A couple of decades ago, Zach Senior was told by the doctor that he had high blood pressure, if not controlled, it would lead to hypertension. One of the things prohibited to him was the mineral water he was so fond of. Years later, he finally joined the club of the sufferers of hypertension anyway, even after giving up the water. He had always felt that it's understandable one is prohibited alcohol, but water? He was told that's because of the gas, the sodium.

Then 7 years ago, he was told to stop taking spinach as well because: 'it's likely to unleash gout attacks'! He said he had always been careful not to overindulge in seafood and animal giblets, but Spinach? Apparently so. Another of his favourite. Now he discovered not only the gassy water is not harmful to blood pressure, but it helps to decrease bad cholesterol. There's more. The lady doctor also said that if a person is on the point of suffering hypertension, the carbonated water actually helps to improve the condition!

Half joking, he said if only he could sue the doctor who told him to stop taking that water because, had he continued, he might not be suffering the hypertension at all. Now though, he was told by the present doctor not to drink alcohol.

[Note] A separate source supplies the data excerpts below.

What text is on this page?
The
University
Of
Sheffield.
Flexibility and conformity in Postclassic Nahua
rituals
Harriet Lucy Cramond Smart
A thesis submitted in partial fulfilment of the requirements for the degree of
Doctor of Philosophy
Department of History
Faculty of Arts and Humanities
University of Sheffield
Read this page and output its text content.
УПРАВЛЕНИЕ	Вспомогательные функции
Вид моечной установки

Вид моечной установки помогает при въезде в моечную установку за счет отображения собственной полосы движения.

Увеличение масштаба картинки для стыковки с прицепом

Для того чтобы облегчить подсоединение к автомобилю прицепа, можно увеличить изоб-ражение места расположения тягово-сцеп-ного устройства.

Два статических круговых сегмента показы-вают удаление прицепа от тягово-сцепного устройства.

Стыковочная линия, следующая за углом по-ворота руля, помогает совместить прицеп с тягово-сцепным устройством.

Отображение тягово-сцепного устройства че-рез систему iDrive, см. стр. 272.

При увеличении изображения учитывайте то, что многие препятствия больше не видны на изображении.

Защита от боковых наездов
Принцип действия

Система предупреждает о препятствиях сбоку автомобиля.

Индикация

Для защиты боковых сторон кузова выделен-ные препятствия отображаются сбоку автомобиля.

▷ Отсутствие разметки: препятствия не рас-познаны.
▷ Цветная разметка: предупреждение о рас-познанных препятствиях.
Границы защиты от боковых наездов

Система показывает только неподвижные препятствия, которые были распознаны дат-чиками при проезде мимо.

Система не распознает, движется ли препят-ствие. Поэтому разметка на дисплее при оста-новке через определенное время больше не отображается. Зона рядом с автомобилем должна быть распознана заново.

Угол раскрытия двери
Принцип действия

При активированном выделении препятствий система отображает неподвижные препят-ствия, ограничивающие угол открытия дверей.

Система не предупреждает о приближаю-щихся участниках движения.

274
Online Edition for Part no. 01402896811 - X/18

"I am going to ignore all that, and wait till one day, the sky opens up and an angelic lady doctor appears with her halo of light, to announce that not only alcohol is not bad to your health, taking moderately, it's actually beneficial to the liver." He happily concluded.

Well, he is older and wiser than I am. I decided to listen to him. So I smiled and took another sip of 'Marques de Carceres', one of my red wine.